Three months after that night on the bathroom floor, feeling returned to the soles of my feet—the first part of my body that had gone numb. Aside from minor flare-ups controlled by medication, I now live much as I did before my diagnosis. All the potential handicaps I feared have yet to occur, and doctors say my prognosis is good. But my wellness has nothing to do with their expertise or my merits. The Lord loved me enough to allow a plague to come near my tent (see Psalm 91) in order to draw me to Him. But when His purpose had been served, He drew it back as effortlessly as He once did the Red Sea.
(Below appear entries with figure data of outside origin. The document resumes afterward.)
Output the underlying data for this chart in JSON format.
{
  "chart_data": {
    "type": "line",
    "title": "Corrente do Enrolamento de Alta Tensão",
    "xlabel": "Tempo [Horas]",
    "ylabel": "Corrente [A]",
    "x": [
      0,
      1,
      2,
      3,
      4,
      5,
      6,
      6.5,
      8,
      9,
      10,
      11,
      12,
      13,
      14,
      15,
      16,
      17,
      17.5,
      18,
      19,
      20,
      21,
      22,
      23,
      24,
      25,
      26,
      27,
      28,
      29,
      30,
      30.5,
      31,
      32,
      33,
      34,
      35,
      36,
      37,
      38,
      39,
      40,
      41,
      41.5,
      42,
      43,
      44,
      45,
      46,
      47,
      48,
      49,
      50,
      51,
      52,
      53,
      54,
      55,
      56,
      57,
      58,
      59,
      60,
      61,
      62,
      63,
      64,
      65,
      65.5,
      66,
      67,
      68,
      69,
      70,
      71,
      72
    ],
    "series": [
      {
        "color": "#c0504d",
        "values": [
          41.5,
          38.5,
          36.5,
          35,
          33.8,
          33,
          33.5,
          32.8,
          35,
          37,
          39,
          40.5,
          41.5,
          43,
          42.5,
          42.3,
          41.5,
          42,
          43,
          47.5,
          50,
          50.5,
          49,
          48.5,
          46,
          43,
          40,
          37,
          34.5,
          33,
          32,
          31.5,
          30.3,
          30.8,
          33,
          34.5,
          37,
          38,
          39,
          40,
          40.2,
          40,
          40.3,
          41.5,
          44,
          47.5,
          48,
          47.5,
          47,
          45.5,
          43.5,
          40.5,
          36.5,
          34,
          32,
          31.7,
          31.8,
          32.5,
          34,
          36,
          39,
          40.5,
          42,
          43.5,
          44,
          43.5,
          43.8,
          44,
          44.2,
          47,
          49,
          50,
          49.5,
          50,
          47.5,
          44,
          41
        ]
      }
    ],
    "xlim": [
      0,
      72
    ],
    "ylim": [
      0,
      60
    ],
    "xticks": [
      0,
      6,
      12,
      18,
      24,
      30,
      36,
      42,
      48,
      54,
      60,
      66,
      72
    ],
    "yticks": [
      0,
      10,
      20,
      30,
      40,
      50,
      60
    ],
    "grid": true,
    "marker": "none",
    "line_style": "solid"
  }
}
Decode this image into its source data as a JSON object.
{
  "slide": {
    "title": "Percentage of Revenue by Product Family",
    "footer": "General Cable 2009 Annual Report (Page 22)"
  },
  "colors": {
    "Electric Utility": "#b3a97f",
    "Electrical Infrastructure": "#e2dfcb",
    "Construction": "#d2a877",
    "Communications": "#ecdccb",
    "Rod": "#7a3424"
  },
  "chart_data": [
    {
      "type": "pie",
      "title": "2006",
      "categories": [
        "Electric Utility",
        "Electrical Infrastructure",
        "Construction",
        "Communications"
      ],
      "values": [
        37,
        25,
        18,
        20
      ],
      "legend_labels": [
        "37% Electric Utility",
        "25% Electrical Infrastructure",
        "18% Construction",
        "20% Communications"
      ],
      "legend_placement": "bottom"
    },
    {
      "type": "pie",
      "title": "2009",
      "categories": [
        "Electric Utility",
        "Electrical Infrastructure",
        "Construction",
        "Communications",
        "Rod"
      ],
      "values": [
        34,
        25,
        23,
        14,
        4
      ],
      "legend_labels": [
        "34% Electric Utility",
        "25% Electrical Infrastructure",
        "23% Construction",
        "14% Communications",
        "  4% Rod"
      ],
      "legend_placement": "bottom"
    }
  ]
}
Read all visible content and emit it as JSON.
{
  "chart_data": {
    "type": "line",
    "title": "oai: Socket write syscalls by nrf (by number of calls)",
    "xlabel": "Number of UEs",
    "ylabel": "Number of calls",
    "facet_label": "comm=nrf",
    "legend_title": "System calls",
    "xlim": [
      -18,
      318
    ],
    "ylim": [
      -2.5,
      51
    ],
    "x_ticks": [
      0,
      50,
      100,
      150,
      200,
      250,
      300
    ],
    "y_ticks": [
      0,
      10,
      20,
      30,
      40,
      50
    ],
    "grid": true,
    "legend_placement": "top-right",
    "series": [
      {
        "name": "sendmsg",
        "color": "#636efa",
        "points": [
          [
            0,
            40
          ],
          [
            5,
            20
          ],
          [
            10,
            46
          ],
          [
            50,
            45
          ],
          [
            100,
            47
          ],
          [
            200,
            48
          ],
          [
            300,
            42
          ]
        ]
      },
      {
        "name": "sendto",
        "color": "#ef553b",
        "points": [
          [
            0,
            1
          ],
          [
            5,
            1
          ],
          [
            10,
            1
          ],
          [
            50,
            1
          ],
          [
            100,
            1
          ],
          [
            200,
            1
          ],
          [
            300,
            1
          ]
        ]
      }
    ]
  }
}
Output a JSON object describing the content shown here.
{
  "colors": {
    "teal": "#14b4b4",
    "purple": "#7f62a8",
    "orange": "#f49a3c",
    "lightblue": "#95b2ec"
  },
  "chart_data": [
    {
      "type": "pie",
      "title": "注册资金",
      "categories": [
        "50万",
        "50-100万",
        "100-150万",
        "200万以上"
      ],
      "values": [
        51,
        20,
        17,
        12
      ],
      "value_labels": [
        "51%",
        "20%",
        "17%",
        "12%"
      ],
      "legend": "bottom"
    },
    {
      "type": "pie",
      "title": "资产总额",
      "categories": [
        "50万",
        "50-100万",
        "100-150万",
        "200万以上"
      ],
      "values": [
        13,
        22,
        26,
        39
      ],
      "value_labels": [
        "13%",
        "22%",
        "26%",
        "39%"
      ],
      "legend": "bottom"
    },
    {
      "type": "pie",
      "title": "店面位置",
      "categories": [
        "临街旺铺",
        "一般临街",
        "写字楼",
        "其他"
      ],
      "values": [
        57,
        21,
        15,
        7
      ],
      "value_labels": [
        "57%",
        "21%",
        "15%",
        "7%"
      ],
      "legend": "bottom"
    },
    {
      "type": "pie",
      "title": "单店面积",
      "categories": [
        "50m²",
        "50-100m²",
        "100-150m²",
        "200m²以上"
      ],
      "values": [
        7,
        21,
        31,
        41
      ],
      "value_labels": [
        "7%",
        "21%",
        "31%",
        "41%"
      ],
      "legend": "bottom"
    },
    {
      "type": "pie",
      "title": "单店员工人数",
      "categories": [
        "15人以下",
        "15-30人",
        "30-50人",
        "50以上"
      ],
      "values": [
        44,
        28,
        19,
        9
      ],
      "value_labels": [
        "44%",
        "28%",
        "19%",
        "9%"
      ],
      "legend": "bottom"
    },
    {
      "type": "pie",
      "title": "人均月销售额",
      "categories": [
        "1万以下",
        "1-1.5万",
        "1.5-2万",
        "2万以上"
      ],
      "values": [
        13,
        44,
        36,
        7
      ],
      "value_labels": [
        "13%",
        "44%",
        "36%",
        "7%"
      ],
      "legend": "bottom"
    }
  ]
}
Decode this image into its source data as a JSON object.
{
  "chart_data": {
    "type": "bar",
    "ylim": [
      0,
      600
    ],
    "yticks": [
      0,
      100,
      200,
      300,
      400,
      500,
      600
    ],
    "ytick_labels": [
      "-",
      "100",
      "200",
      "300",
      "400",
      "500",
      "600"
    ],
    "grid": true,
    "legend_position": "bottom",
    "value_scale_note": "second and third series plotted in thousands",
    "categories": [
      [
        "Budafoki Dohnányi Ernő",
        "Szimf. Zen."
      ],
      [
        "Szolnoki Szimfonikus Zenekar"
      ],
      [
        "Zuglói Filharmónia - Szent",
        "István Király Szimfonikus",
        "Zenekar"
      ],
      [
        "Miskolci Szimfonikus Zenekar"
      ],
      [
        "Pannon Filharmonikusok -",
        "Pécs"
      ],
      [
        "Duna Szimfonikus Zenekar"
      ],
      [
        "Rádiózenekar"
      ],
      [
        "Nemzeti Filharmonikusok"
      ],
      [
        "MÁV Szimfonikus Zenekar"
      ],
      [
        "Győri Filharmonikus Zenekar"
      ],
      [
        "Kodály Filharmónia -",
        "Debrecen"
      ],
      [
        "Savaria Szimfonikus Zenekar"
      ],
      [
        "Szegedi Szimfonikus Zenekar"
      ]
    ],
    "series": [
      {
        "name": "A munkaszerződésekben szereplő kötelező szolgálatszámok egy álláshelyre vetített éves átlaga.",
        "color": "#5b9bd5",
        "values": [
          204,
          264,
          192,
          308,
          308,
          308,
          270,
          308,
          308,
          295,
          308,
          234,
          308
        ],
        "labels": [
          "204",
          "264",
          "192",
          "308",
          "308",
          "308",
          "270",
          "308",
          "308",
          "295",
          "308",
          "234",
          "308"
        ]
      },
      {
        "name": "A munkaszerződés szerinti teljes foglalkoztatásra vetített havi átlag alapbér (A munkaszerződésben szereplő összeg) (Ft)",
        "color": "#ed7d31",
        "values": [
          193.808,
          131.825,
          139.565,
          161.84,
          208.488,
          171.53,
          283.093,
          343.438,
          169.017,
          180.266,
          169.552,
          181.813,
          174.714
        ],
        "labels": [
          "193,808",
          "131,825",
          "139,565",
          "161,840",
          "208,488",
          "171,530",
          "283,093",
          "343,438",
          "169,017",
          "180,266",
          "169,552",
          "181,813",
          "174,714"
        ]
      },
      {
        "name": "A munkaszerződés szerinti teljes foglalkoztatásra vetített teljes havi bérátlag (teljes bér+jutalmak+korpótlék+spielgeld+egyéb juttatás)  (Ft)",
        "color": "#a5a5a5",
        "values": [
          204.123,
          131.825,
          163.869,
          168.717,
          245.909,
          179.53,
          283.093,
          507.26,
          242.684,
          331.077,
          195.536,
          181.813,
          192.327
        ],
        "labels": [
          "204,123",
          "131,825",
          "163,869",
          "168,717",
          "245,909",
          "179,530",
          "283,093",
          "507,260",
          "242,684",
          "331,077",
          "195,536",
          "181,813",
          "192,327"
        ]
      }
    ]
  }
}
James tells believers, “You do not know what your life will be like tomorrow . . . you ought to say, ‘If the Lord wills, we will live and also do this or that’” (James 4:14-15). This conditional statement summarizes everything I’ve learned through eight prayer-filled years of living with MS—if He wills, I will. Whatever happens, I know He has permitted it for His glory and my sanctification. Recognizing and submitting to this truth has granted me a liberty I never could have gained on my own.
Because I belong to Jesus Christ, I focus on all I’ve been spared from rather than what I could be subjected to. I do not live in fear of the unknown. Instead, I rediscover a miracle each morning: I am able to walk, see, and think, and my first thought is to praise Him, to glorify His name with everything I am and all I do. The healing He worked in my body is evidence of the restoration He first performed in my soul. I take neither for granted, and that is one thing I pray will never change.